Le Chili est une nation d’hommes. De fiers caballeros sur leurs chevaux, de mineurs valeureux qui chantent l’hymne national, de moustachus virils buvant le pisco comme d’autres un jus de pomme… Oui, le pays reste marqué par l’emprise de l’homme.
Bien sûr, le Chili a changé et les femmes ont bien évidemment obtenu les mêmes droits que les hommes. Le Chili fut d’ailleurs le premier pays d’Amérique du sud à élire une femme présidente : Michelle Bachelet, en janvier 2006. Il n’empêche, il reste un côté « macho » venu de la culture populaire qui veut que certaines tâches restent prérogatives féminines.
Difficile dans ces conditions d’imaginer le « mâle dominant » rabroué par sa femme et battu d’une main leste. Et pourtant… Les cas de violences sur les hommes ont augmenté en flèche au cours des dernières années. Sur 113000 cas recensés de violences dans les familles, 14913 appels concernaient les hommes.

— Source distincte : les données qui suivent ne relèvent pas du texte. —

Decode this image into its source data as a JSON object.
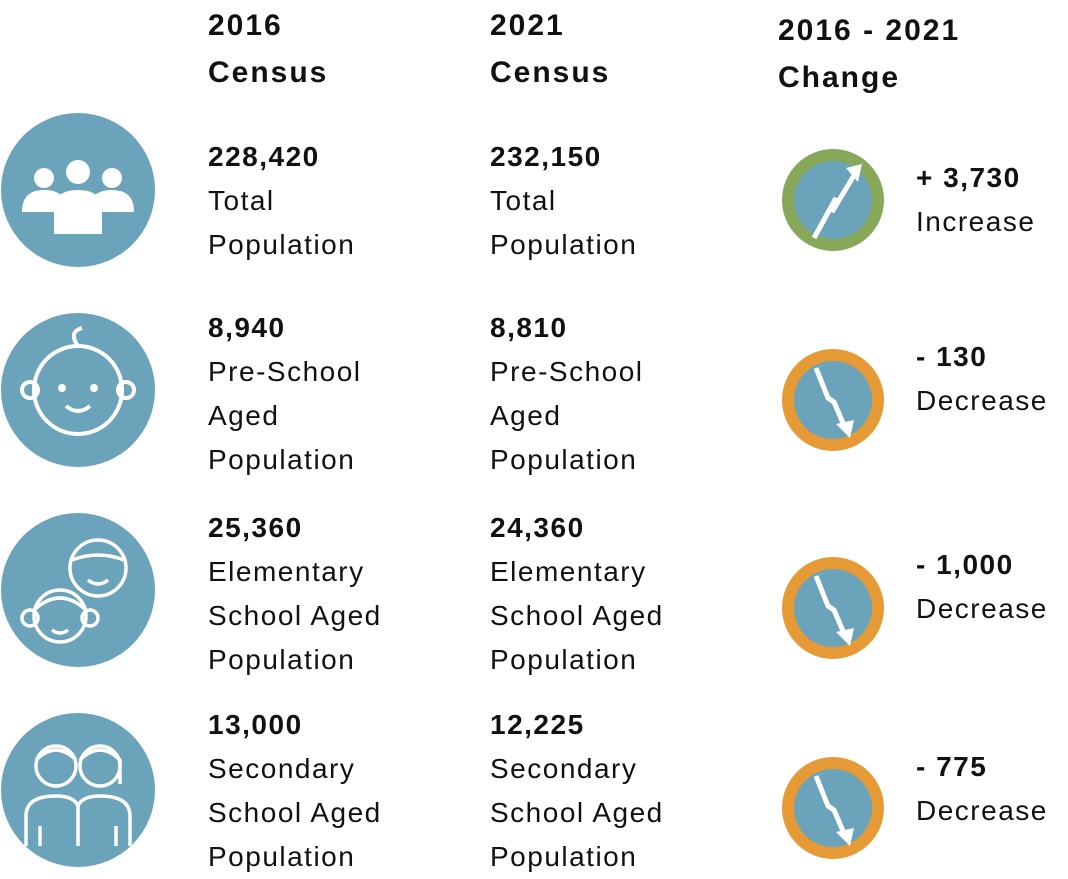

Il ne s’agit pas là de nier ni de minimiser le fait que les violences sur les femmes restent largement majoritaires. Mais comment expliquer ces presque 15000 victimes masculines quand leur nombre n’atteignait pas les 5000 en 2003 ?
La responsable du service des affaires familiales pour la police chilienne, Sylvana Marisio, a bien tenté une explication dans le journal El Mercurio : « Nous avons mis en place un numéro de téléphone spécial pour les violences en familles. Peut-être que cela a incité les hommes à prévenir quand ils étaient victimes. Avant, c’était plus difficile de faire la démarche et de venir le dire. Il y a la culture derrière : pour un homme c’est difficile de dire que l’on a été violenté. »
Un homme battu confirme le fardeau à porter : « Ici, les gens rient d’un homme qui a été frappé… », note-t-il alors qu’il a longuement hésité avant de décrocher son téléphone.
« Il faut quand même noter que les violences sur les hommes sont généralement rares et ponctuelles, insiste une représentante d’un institut spécialisé dans la prise en charge des personnes battues. Alors que chez les femmes, cela s’étale plus souvent sur la durée. » Il n’empêche, les « bourreaux » des hommes – que ce soit leurs femmes, leurs enfants ou tout autre personne de leur famille car les chiffres intègrent toutes les violences en famille - sont rarement punis : dans 43% des cas, les hommes retirent leurs plaintes. Le poids de la honte est parfois plus difficile à supporter que la violence des coups.